The boy’s shoulders shook with laughter as Holly thought this.
They kept walking toward Holly’s window. She could have written it off as curious when they looked in Kaylee’s car, it could have been a coincidence as they eyeballed her apartment, but now they walked up to the window and looked at her on the second story. They could see her in the lamplight. They stared right at her.
Holly was near panic. She wasn’t sure what she expected them to do—throw gravel at her window? uproot a cactus and heave that toward her too?—but their very presence was so threatening, their stare, their knowledge that she was there and she was linked with Kaylee’s car. They did know who she was.

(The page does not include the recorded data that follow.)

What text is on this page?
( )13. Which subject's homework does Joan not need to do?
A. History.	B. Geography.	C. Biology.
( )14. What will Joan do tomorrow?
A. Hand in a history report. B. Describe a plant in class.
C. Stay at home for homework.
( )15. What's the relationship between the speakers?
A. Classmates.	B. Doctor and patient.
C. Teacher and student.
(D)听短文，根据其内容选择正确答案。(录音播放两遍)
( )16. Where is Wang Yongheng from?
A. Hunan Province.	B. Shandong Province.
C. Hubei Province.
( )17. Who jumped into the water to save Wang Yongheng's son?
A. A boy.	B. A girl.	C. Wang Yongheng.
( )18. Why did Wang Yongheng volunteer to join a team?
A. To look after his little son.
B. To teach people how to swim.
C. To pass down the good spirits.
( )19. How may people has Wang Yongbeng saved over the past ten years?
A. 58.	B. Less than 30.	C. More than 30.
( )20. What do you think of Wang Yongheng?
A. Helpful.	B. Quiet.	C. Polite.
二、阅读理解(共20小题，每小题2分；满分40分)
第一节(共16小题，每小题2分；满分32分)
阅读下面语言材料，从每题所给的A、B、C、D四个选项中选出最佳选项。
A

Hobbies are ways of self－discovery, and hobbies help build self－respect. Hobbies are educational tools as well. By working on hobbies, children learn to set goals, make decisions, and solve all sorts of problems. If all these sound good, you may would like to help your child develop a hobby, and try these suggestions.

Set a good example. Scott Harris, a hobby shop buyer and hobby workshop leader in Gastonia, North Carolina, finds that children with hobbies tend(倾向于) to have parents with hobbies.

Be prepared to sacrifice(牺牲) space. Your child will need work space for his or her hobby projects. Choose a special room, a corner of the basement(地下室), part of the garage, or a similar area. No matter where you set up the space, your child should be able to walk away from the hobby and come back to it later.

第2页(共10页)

She opened her mouth to wake Kaylee. She wanted Kaylee to see this too, Kaylee who was head of security, Kaylee who was sane. She took a breath to call to Kaylee and—
Suddenly that did not seem like a good idea.
The Goths still stared at her. They still made her decidedly uneasy. But she didn’t need to call to Kaylee. That was not a good idea. She simply stared back at them, watching them watch her. Her heart descended from panic mode and maintained a rapid beat of only mild alarm.
The man said something.
The woman held up one finger where he could see it: wait.
They stared at Holly, and Holly stood still, for another two minutes. Finally the man spoke again. The woman blew Holly a kiss. The two of them turned their backs on her, crossed the gravel, and disappeared around the corner of the building.
Holly’s alarm remained but didn’t grow. It hadn’t been a good idea to tell Kaylee about the Goths. So it wasn’t as big a deal as she’d first thought. She retreated from Kaylee’s room and went to her own. As she lay down, her hips hurt where Rob’s fingers had been. She curled into the fetal position and stared at the wall.